Undogmatischer Zugang der Firmenchefs

Der undogmatische Zugang der Firmenchefs brachte den Wirtschaftsflügel der ÖVP mit der türkisen Parteiführung in Konflikt. Dort wurde nämlich die Meinung vertreten, dass eine harte Linie in der Asyl- und Migrationspolitik notwendig ist. Das aber bedeutet, selbst dann keine Ausnahme zu machen, wenn es die praktikabelste Lösung für alle wäre: für die Asylwerber, die bleiben wollen, die Unternehmen, die Arbeitskräfte suchen, und die Gemeinden, die sich für Neuankömmlinge einsetzen.

Die Sprengkraft des Themas entdeckt hat der grüne Integrationslandesrat Rudi Anschober aus Oberösterreich. Er hat mit seiner Kampagne für die Lehrlinge Unterstützer bis tief hinein in ÖVP-Milieus gewonnen. Als Folge des Drucks von innen wie außen haben die ÖVP-Chefs in Tirol, Salzburg und Vorarlberg begonnen, eine pragmatische Lösung zu fordern. An der Bundes-ÖVP sind sie abgeprallt. Nach dem Aus der Koalition mit der FPÖ haben sich die Gewichte in der Partei aber verschoben. Nun will auch Oberösterreichs mächtiger Landeshauptmann Thomas Stelzer ein Bleiberecht für Lehrlinge. Daran kommt die Bundes-ÖVP nicht vorbei.

Neue Koalitionsvarianten nach der Wahl

Damit öffnet die ÖVP ihre Tür für neue Koalitionsvarianten nach der Wahl. Neben den Grünen forderten auch die Neos stets, die Lehrlinge nicht abzuschieben. Sollte die ÖVP mit einer der beiden Parteien koalieren, ist klar, dass sie in der Migrationsfrage keinen 180-Grad-Schwenk wird vollziehen können. Aber sie wird Zugeständnisse machen müssen. Da ist das symbolträchtige Lehrlingsthema gut geeignet, auch weil es nur um rund 900 Lehrlinge geht. Ob es tatsächlich zu einem Politikwechsel kommt, wird sich aber erst nach der Wahl entscheiden, die FPÖ hat fix kein Interesse daran.

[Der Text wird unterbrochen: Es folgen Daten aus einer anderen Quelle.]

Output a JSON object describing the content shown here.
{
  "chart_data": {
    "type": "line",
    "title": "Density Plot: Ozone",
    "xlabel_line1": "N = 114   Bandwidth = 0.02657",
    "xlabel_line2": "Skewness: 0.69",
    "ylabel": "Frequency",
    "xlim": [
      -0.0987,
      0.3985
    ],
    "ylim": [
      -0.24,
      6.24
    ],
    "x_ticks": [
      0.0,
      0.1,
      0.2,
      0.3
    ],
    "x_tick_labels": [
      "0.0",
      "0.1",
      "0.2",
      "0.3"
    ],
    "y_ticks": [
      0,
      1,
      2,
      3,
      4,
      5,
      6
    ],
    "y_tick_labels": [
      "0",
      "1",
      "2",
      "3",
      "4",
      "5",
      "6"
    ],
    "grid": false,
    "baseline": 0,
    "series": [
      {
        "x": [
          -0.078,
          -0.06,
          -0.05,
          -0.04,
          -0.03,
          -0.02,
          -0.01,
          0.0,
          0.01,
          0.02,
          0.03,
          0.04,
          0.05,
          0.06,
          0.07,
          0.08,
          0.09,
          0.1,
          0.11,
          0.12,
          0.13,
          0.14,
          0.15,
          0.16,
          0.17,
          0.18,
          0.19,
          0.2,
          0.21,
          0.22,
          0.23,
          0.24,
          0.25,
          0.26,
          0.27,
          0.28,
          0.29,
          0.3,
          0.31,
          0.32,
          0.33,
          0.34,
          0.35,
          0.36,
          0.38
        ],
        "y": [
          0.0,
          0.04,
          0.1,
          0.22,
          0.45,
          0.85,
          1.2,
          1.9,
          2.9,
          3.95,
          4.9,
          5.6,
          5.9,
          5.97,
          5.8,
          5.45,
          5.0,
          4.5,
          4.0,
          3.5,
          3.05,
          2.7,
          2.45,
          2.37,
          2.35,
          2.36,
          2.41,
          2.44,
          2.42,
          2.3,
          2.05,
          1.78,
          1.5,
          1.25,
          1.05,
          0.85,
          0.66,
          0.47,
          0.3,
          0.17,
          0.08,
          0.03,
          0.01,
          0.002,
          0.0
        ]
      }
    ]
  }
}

Macht sie es klug, kann die ÖVP aus der Causa viel lernen. Österreich ist gemessen an seiner Bevölkerung eines der größten Einwanderungsländer in Europa. Davon haben heimische Unternehmen enorm profitiert, denen hunderttausende neue Arbeitskräfte zur Verfügung stehen. Diese Erfahrung der Betriebe hat mit der Grenzen-dicht-Rhetorik der Mannschaft rund um Kurz nie zusammengepasst. Das Ende der Koalition mit der FPÖ bietet der ÖVP die Chance, ein neues Gleichgewicht in dieser Frage zu finden. (András Szigetvari, 13.8.2019)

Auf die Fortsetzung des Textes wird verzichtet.